Tanrısallaşmak

‘‘Aradığınız hayatı asla bulamayacaksınız. Tanrılar insanı yarattığında insanın payına ölüm düşmüştür ve tanrılar, hayatı kendi ellerinde tutmuşlardır.”

Kral Gılgamış ebediyete dek yaşamak fikriyle bir arayışa girer, ancak, yukarıdaki sözler onun muvaffakiyete eremeyeceğini, çabalarının sonuçsuz kalacağını öğütler, çünkü ölümsüzlük safi tanrısal bir istidattır. Bu yalnızca Şark’ın Gılgamış destanında böyle değildir, keza Yunan Mitolojisinde sonsuz yaşam gene tanrılarla sınırlıdır, hatta denebilir ki onların tek ayırt edici tarafıdır. Anadolu uygarlıklarında da ölümsüzlüğün tanrılara ait olduğu inancını görmek mümkündür. Misal, Hitit krallarından biri öldüğünde onun tanrılaştığına, böylece, ölümsüzlüğe kavuştuğuna inanılırdı.

Geçmiş de kolektif inanç, ‘‘ölüm insan için mutlak olandır’’ yönündeydi. Gayet tabii sonrasıyla alakalı sayısız söylence mevcuttu: Ebedi hayata intikal etmek (ahiretçilik), fiziksel prangalardan kurtulan ruhun özgürleşmesi (pythagorasçılık), hiç olmak (nihilizm)…

İşin bu kısmına girmeyeceğim, izah etmeye çalıştığım, insanla ölüm arasında şöyle bir mukavele vardı: Tanrı ölümsüzdür, insan ise ölür.

‘‘Ölüm, her insanın payına düşen bir yazgıdır; kimse ondan kaçamaz.’’
-Homeros

“Aslında ölüm insanın Tanrı’ya dönmesidir; çünkü geçici yaşam sona erer, sonsuz hayat başlar.”
-Aziz Augustinus

Ancak zaman aktı, inançlar, öğretiler değişti… ve insan şımardı. Müspet bilimlerin devrimleriyle şımarıklığı gittikçe arttı ve sonunda hayallerinin ulaşılması güç doruklarına tırmanırken gözünü ölümsüzlüğü keşfetmeye, ölümü alt etmeye, deyim yerindeyse tanrısallaşmaya dikti. Bryan Johnson don’t die diyerek yalnızca ferdiyetindeki bir ideali ifade etmemektedir, doğrusu, dünyanın pek çok bölgesinde buna teşebbüs etmek uğruna halihazırda tesisler bulunmaktadır. Yuval Noah Harari, Homo Deus adlı yapıtında bu meseleyi, ölümsüzlük için atılan adımları, icatları irdelemektedir. Nanoteknoloji, kriyojenik, gen tedavisi… Bilhassa milyarderlerin, gezegeni sömürerek zenginleşen servet düşkünlerinin bu hedefin gerçekleşmesi maksadıyla yapamayacakları hiçbir şey yoktur.

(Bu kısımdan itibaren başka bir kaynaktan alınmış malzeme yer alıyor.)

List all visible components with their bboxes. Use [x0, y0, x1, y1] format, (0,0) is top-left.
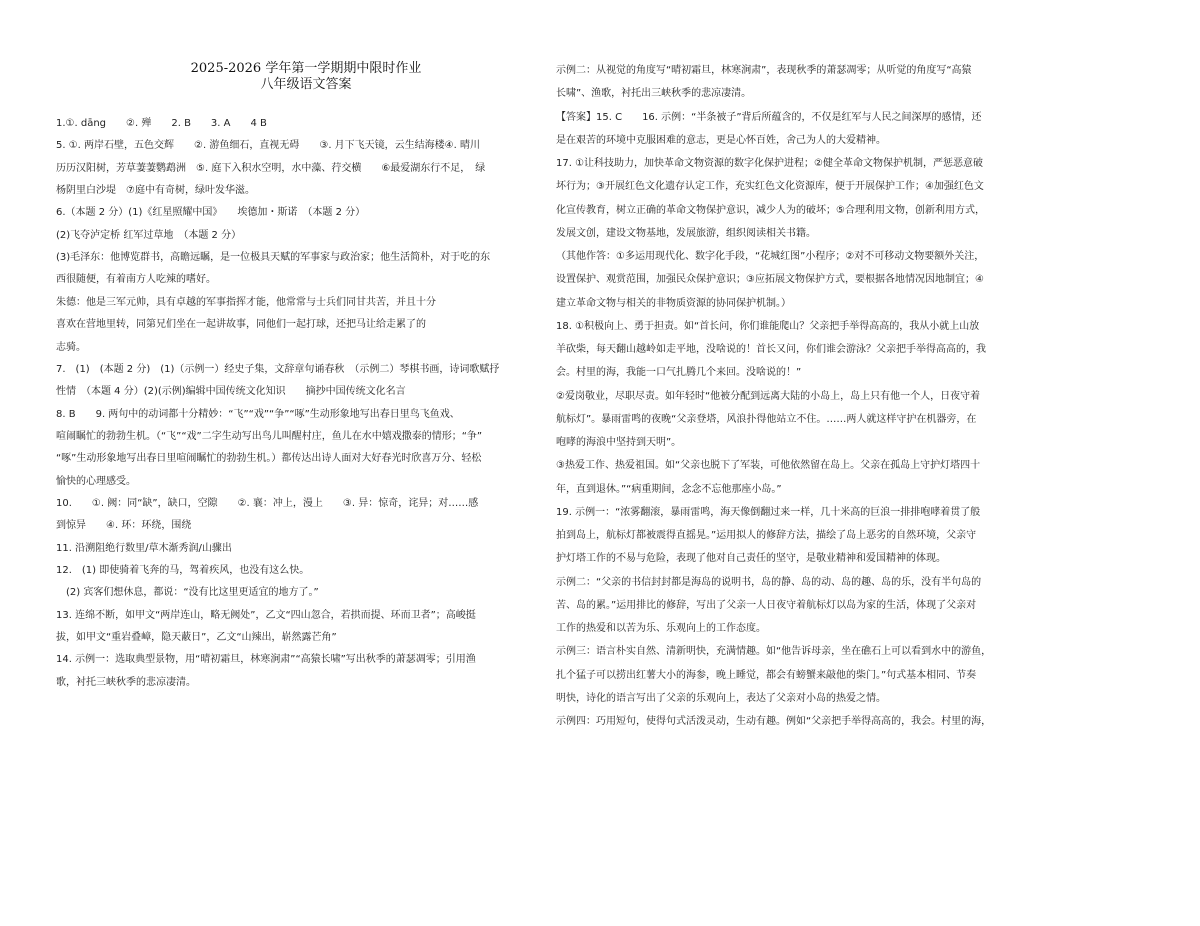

Bunu ahmakça buluyorum. Ölümü alt etmeyi düşlemek ahmakça… çünkü bana kalırsa ölüm insanın tanrısıdır, yürekten söyleyebilirim ki kurtarıcısıdır, insan ölümü yenerse kurtarıcısız, tanrısız kalacaktır, mahvolacaktır.

Bir düşünün, ütopik yerleşkedesiniz. Bu hayatta elde etmek istediğiniz her şey orada emrinize amade… Ayrıca ölümsüzsünüz. Sonsuz mutluluk, aşk, zenginlik. İyi ama insan en nihayetinde ne kadar sürdürebilir bunu? Diyelim ki bin yıl! Ancak sonsuza değin mutluluktan, aşktan sıkılmaması, ebediyen aynı hazzı alması düşünülebilir mi? Çok lezzetli olsa bile her akşam aynı yemeği yiyen insan, bir gün bıkıp da tası duvara fırlatarak kırmaz mı? Kuşkusuz kırar. Bu yüzdendir ki insan, kaçınılmaz olarak, sonunda anne kucağını, yani bilinçsizliği, olmamaklığı sonsuz mutluluğa, aşka tercih eder.

Yaşam, son tahlilde hiçbir çekici yanı olmayan, durağan, sıkıcı ve gerekçesiz acılarla dolu bir yapıyken, bilinçsizlik bu anlamsız yapıyı yıkan tanrısal araçtır.